Have a documented cargo flag to run offline.

As a bonus, cargo could ask the operating system or it's services like NetworkManager if there is a connection at all.

A Grammar

Find the time to implement a complete grammar for rust and test it with rustc.

Ethics

To make it short. There are ethics in the field of Rust.

Rust like any technology is sometimes good and sometimes bad. We should start thinking about the idea of areas. Areas where we do not want to contribute to progress and others where we see a need for progress that we are currently unable to work on.

I wish for next year to have more majored ideas than “This is interesting so I will spend a weekend on it” or “I really need this right now so I will mix up something quick”.

Documentation as Enlightenment

Make more crates usable and accessible by keeping everything documented on this high level or higher.

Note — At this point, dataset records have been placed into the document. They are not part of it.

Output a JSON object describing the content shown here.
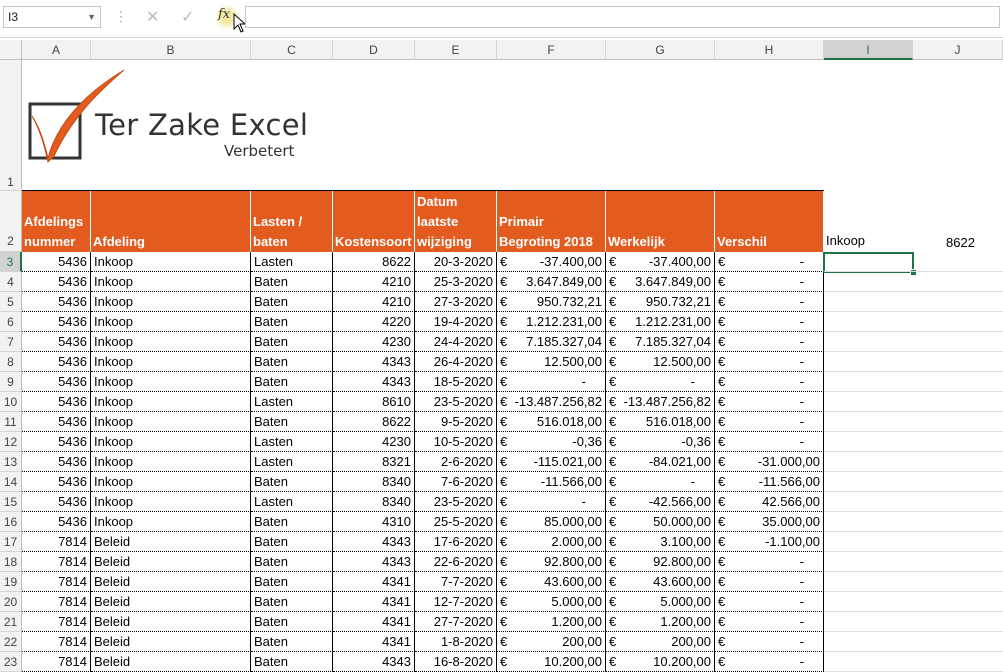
{
  "formula_bar": {
    "name_box": "I3",
    "formula": ""
  },
  "columns": [
    "A",
    "B",
    "C",
    "D",
    "E",
    "F",
    "G",
    "H",
    "I",
    "J"
  ],
  "selected_column": "I",
  "row_numbers": [
    "1",
    "2",
    "3",
    "4",
    "5",
    "6",
    "7",
    "8",
    "9",
    "10",
    "11",
    "12",
    "13",
    "14",
    "15",
    "16",
    "17",
    "18",
    "19",
    "20",
    "21",
    "22",
    "23"
  ],
  "selected_row": "3",
  "logo": {
    "title": "Ter Zake Excel",
    "subtitle": "Verbetert"
  },
  "headers": [
    "Afdelings\nnummer",
    "Afdeling",
    "Lasten /\nbaten",
    "Kostensoort",
    "Datum\nlaatste\nwijziging",
    "Primair\nBegroting 2018",
    "Werkelijk",
    "Verschil"
  ],
  "side_cells": {
    "i2": "Inkoop",
    "j2": "8622"
  },
  "rows": [
    [
      "5436",
      "Inkoop",
      "Lasten",
      "8622",
      "20-3-2020",
      "-37.400,00",
      "-37.400,00",
      "-"
    ],
    [
      "5436",
      "Inkoop",
      "Baten",
      "4210",
      "25-3-2020",
      "3.647.849,00",
      "3.647.849,00",
      "-"
    ],
    [
      "5436",
      "Inkoop",
      "Baten",
      "4210",
      "27-3-2020",
      "950.732,21",
      "950.732,21",
      "-"
    ],
    [
      "5436",
      "Inkoop",
      "Baten",
      "4220",
      "19-4-2020",
      "1.212.231,00",
      "1.212.231,00",
      "-"
    ],
    [
      "5436",
      "Inkoop",
      "Baten",
      "4230",
      "24-4-2020",
      "7.185.327,04",
      "7.185.327,04",
      "-"
    ],
    [
      "5436",
      "Inkoop",
      "Baten",
      "4343",
      "26-4-2020",
      "12.500,00",
      "12.500,00",
      "-"
    ],
    [
      "5436",
      "Inkoop",
      "Baten",
      "4343",
      "18-5-2020",
      "-",
      "-",
      "-"
    ],
    [
      "5436",
      "Inkoop",
      "Lasten",
      "8610",
      "23-5-2020",
      "-13.487.256,82",
      "-13.487.256,82",
      "-"
    ],
    [
      "5436",
      "Inkoop",
      "Baten",
      "8622",
      "9-5-2020",
      "516.018,00",
      "516.018,00",
      "-"
    ],
    [
      "5436",
      "Inkoop",
      "Lasten",
      "4230",
      "10-5-2020",
      "-0,36",
      "-0,36",
      "-"
    ],
    [
      "5436",
      "Inkoop",
      "Lasten",
      "8321",
      "2-6-2020",
      "-115.021,00",
      "-84.021,00",
      "-31.000,00"
    ],
    [
      "5436",
      "Inkoop",
      "Baten",
      "8340",
      "7-6-2020",
      "-11.566,00",
      "-",
      "-11.566,00"
    ],
    [
      "5436",
      "Inkoop",
      "Lasten",
      "8340",
      "23-5-2020",
      "-",
      "-42.566,00",
      "42.566,00"
    ],
    [
      "5436",
      "Inkoop",
      "Baten",
      "4310",
      "25-5-2020",
      "85.000,00",
      "50.000,00",
      "35.000,00"
    ],
    [
      "7814",
      "Beleid",
      "Baten",
      "4343",
      "17-6-2020",
      "2.000,00",
      "3.100,00",
      "-1.100,00"
    ],
    [
      "7814",
      "Beleid",
      "Baten",
      "4343",
      "22-6-2020",
      "92.800,00",
      "92.800,00",
      "-"
    ],
    [
      "7814",
      "Beleid",
      "Baten",
      "4341",
      "7-7-2020",
      "43.600,00",
      "43.600,00",
      "-"
    ],
    [
      "7814",
      "Beleid",
      "Baten",
      "4341",
      "12-7-2020",
      "5.000,00",
      "5.000,00",
      "-"
    ],
    [
      "7814",
      "Beleid",
      "Baten",
      "4341",
      "27-7-2020",
      "1.200,00",
      "1.200,00",
      "-"
    ],
    [
      "7814",
      "Beleid",
      "Baten",
      "4341",
      "1-8-2020",
      "200,00",
      "200,00",
      "-"
    ],
    [
      "7814",
      "Beleid",
      "Baten",
      "4343",
      "16-8-2020",
      "10.200,00",
      "10.200,00",
      "-"
    ]
  ],
  "currency_symbol": "€"
}
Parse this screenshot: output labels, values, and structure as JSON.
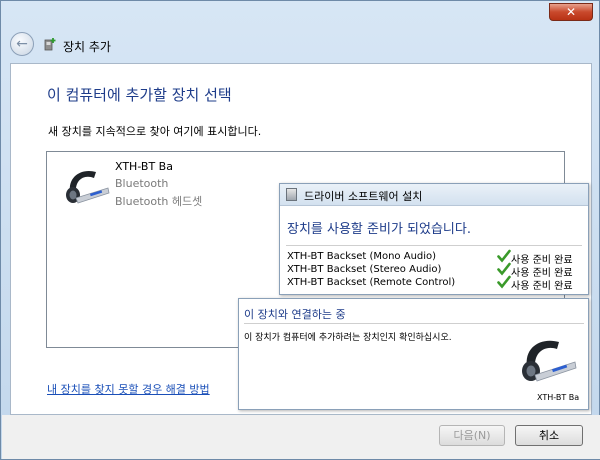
{
  "window": {
    "title": "장치 추가",
    "close_label": "✕"
  },
  "main": {
    "heading": "이 컴퓨터에 추가할 장치 선택",
    "subtitle": "새 장치를 지속적으로 찾아 여기에 표시합니다.",
    "devices": [
      {
        "name": "XTH-BT Ba",
        "type": "Bluetooth",
        "subtype": "Bluetooth 헤드셋"
      }
    ],
    "help_link": "내 장치를 찾지 못할 경우 해결 방법"
  },
  "footer": {
    "next_label": "다음(N)",
    "cancel_label": "취소"
  },
  "driver_popup": {
    "title": "드라이버 소프트웨어 설치",
    "heading": "장치를 사용할 준비가 되었습니다.",
    "rows": [
      {
        "name": "XTH-BT Backset (Mono Audio)",
        "status": "사용 준비 완료"
      },
      {
        "name": "XTH-BT Backset (Stereo Audio)",
        "status": "사용 준비 완료"
      },
      {
        "name": "XTH-BT Backset (Remote Control)",
        "status": "사용 준비 완료"
      }
    ]
  },
  "connect_popup": {
    "heading": "이 장치와 연결하는 중",
    "text": "이 장치가 컴퓨터에 추가하려는 장치인지 확인하십시오.",
    "device_name": "XTH-BT Ba"
  },
  "colors": {
    "heading_blue": "#1e3c8a",
    "link_blue": "#1a4fb8",
    "check_green": "#3a9a2a"
  },
  "icons": {
    "back": "back-arrow-icon",
    "title": "add-device-icon",
    "headset": "bluetooth-headset-icon",
    "check": "checkmark-icon",
    "driver": "driver-install-icon"
  }
}
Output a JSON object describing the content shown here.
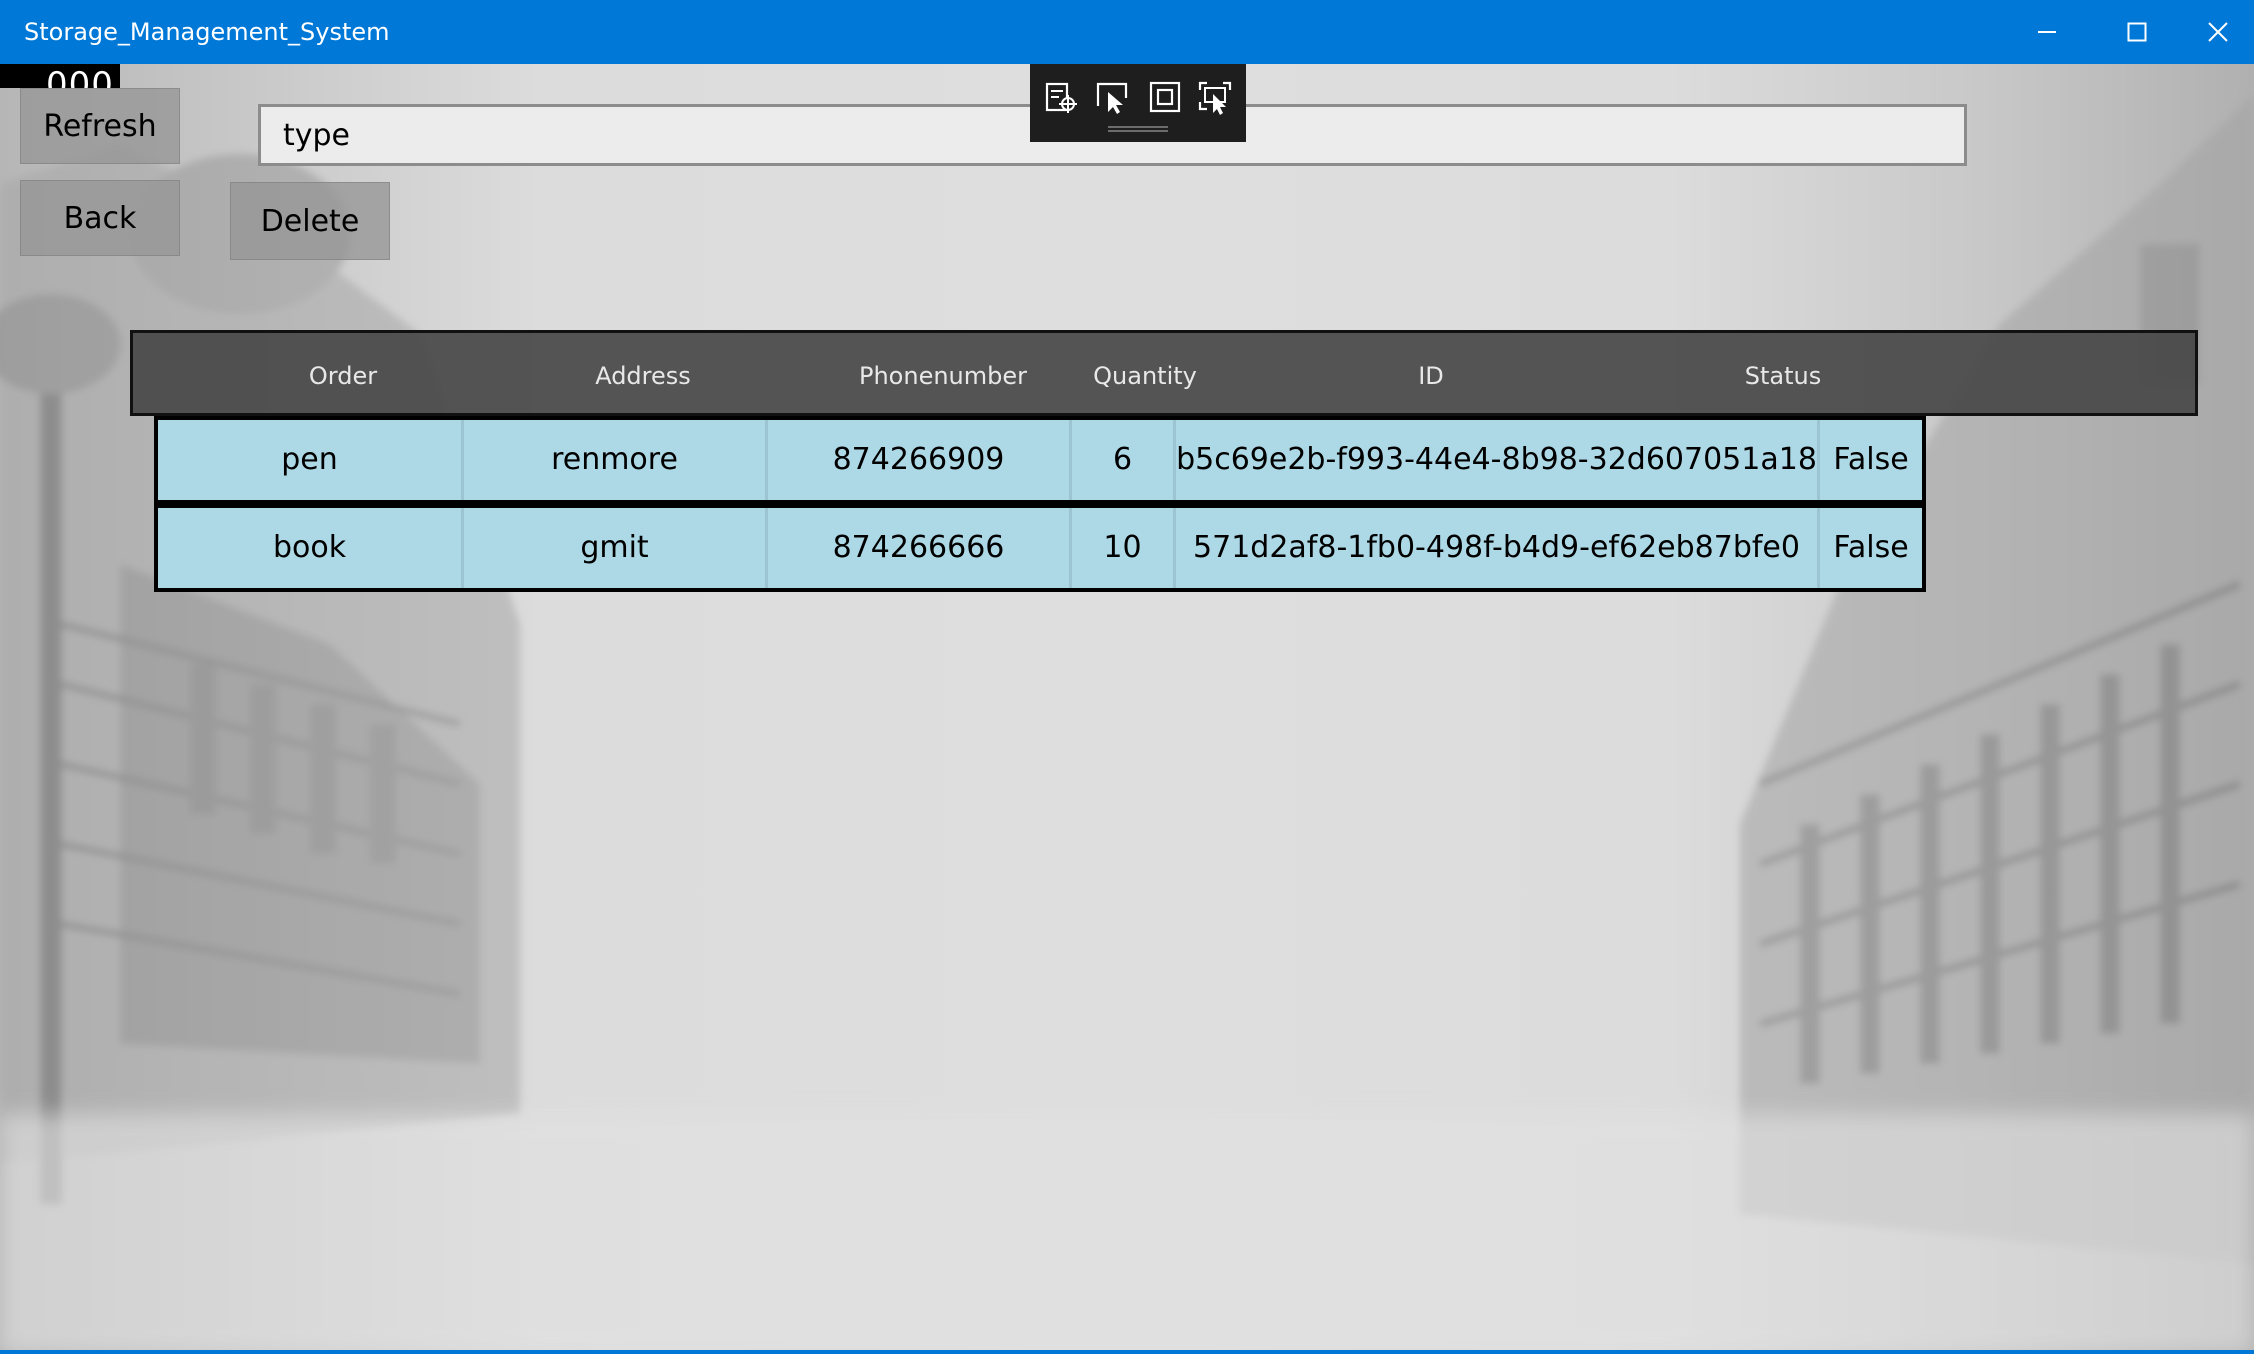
{
  "window": {
    "title": "Storage_Management_System",
    "minimize_icon": "minimize-icon",
    "maximize_icon": "maximize-icon",
    "close_icon": "close-icon",
    "accent_color": "#0078d7"
  },
  "frame_counter": {
    "value": "000"
  },
  "toolbar": {
    "refresh_label": "Refresh",
    "back_label": "Back",
    "delete_label": "Delete"
  },
  "search": {
    "value": "type"
  },
  "debug_toolbar": {
    "icons": [
      "live-visual-tree-icon",
      "select-element-icon",
      "display-layout-adorners-icon",
      "track-focus-icon"
    ]
  },
  "grid": {
    "headers": [
      "Order",
      "Address",
      "Phonenumber",
      "Quantity",
      "ID",
      "Status"
    ],
    "row_color": "#add8e6",
    "header_color": "#484848",
    "rows": [
      {
        "order": "pen",
        "address": "renmore",
        "phone": "874266909",
        "quantity": "6",
        "id": "b5c69e2b-f993-44e4-8b98-32d607051a18",
        "status": "False"
      },
      {
        "order": "book",
        "address": "gmit",
        "phone": "874266666",
        "quantity": "10",
        "id": "571d2af8-1fb0-498f-b4d9-ef62eb87bfe0",
        "status": "False"
      }
    ]
  }
}
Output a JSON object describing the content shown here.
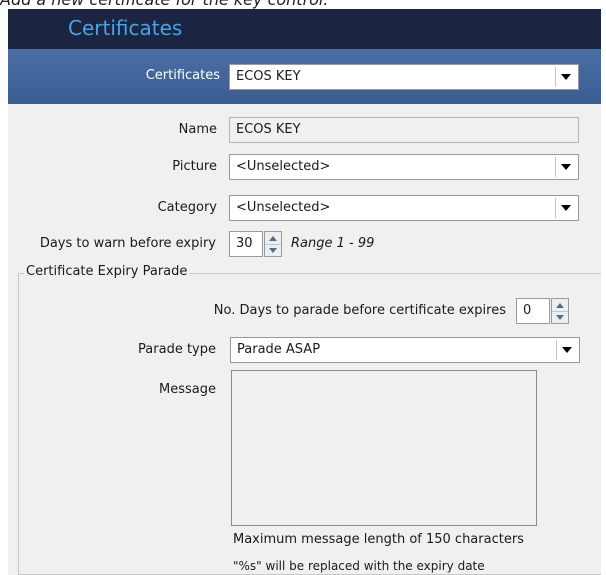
{
  "caption": "Add a new certificate for the key control:",
  "window": {
    "title": "Certificates"
  },
  "toolbar": {
    "certificates_label": "Certificates",
    "certificates_value": "ECOS KEY"
  },
  "form": {
    "name_label": "Name",
    "name_value": "ECOS KEY",
    "picture_label": "Picture",
    "picture_value": "<Unselected>",
    "category_label": "Category",
    "category_value": "<Unselected>",
    "days_warn_label": "Days to warn before expiry",
    "days_warn_value": "30",
    "days_warn_range": "Range 1 - 99"
  },
  "parade": {
    "legend": "Certificate Expiry Parade",
    "days_label": "No. Days to parade before certificate expires",
    "days_value": "0",
    "type_label": "Parade type",
    "type_value": "Parade ASAP",
    "message_label": "Message",
    "message_value": "",
    "max_length_note": "Maximum message length of 150 characters",
    "replace_note": "\"%s\" will be replaced with the expiry date"
  },
  "icons": {
    "dropdown": "chevron-down-icon",
    "spin_up": "spin-up-icon",
    "spin_down": "spin-down-icon"
  },
  "colors": {
    "title_bar": "#1b2440",
    "title_text": "#4aa3e8",
    "toolbar": "#4a6fa5"
  }
}
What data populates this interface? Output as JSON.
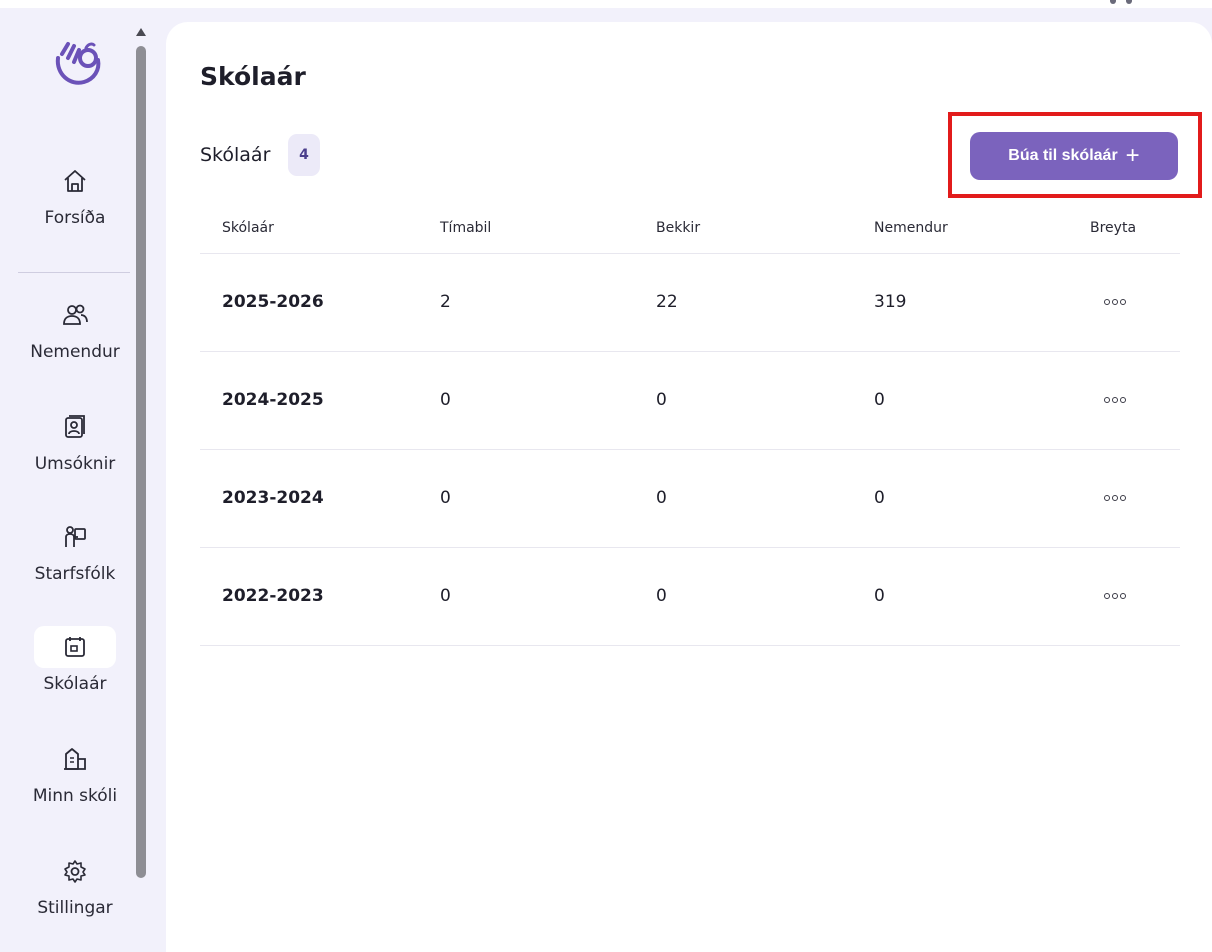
{
  "sidebar": {
    "items": [
      {
        "id": "home",
        "label": "Forsíða",
        "icon": "home-icon"
      },
      {
        "id": "students",
        "label": "Nemendur",
        "icon": "users-icon"
      },
      {
        "id": "applications",
        "label": "Umsóknir",
        "icon": "id-card-icon"
      },
      {
        "id": "staff",
        "label": "Starfsfólk",
        "icon": "staff-icon"
      },
      {
        "id": "school-years",
        "label": "Skólaár",
        "icon": "calendar-icon",
        "active": true
      },
      {
        "id": "my-school",
        "label": "Minn skóli",
        "icon": "building-icon"
      },
      {
        "id": "settings",
        "label": "Stillingar",
        "icon": "gear-icon"
      }
    ]
  },
  "main": {
    "page_title": "Skólaár",
    "section_title": "Skólaár",
    "count": "4",
    "create_button": "Búa til skólaár",
    "table": {
      "headers": [
        "Skólaár",
        "Tímabil",
        "Bekkir",
        "Nemendur",
        "Breyta"
      ],
      "rows": [
        {
          "year": "2025-2026",
          "periods": "2",
          "classes": "22",
          "students": "319"
        },
        {
          "year": "2024-2025",
          "periods": "0",
          "classes": "0",
          "students": "0"
        },
        {
          "year": "2023-2024",
          "periods": "0",
          "classes": "0",
          "students": "0"
        },
        {
          "year": "2022-2023",
          "periods": "0",
          "classes": "0",
          "students": "0"
        }
      ]
    }
  },
  "colors": {
    "accent": "#7b63bd",
    "highlight": "#e21b1b",
    "sidebar_bg": "#f2f1fb"
  }
}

I wish for more people to lift others onto the shoulders of giants.

Summary

Rust enables us to do more with computers with less overhead and therefore less energy. It would be a shame if we lost these energy savings to the rebound effect.

In that regard I wish for the ability to have automatic fallbacks in crates or the compiler if the running machine does not support more recent feature.

To summarize there is a lot to do. And we should celebrate milestones or kilometer-stones as we will say in the future. Prepare something for Rust's fourth birthday.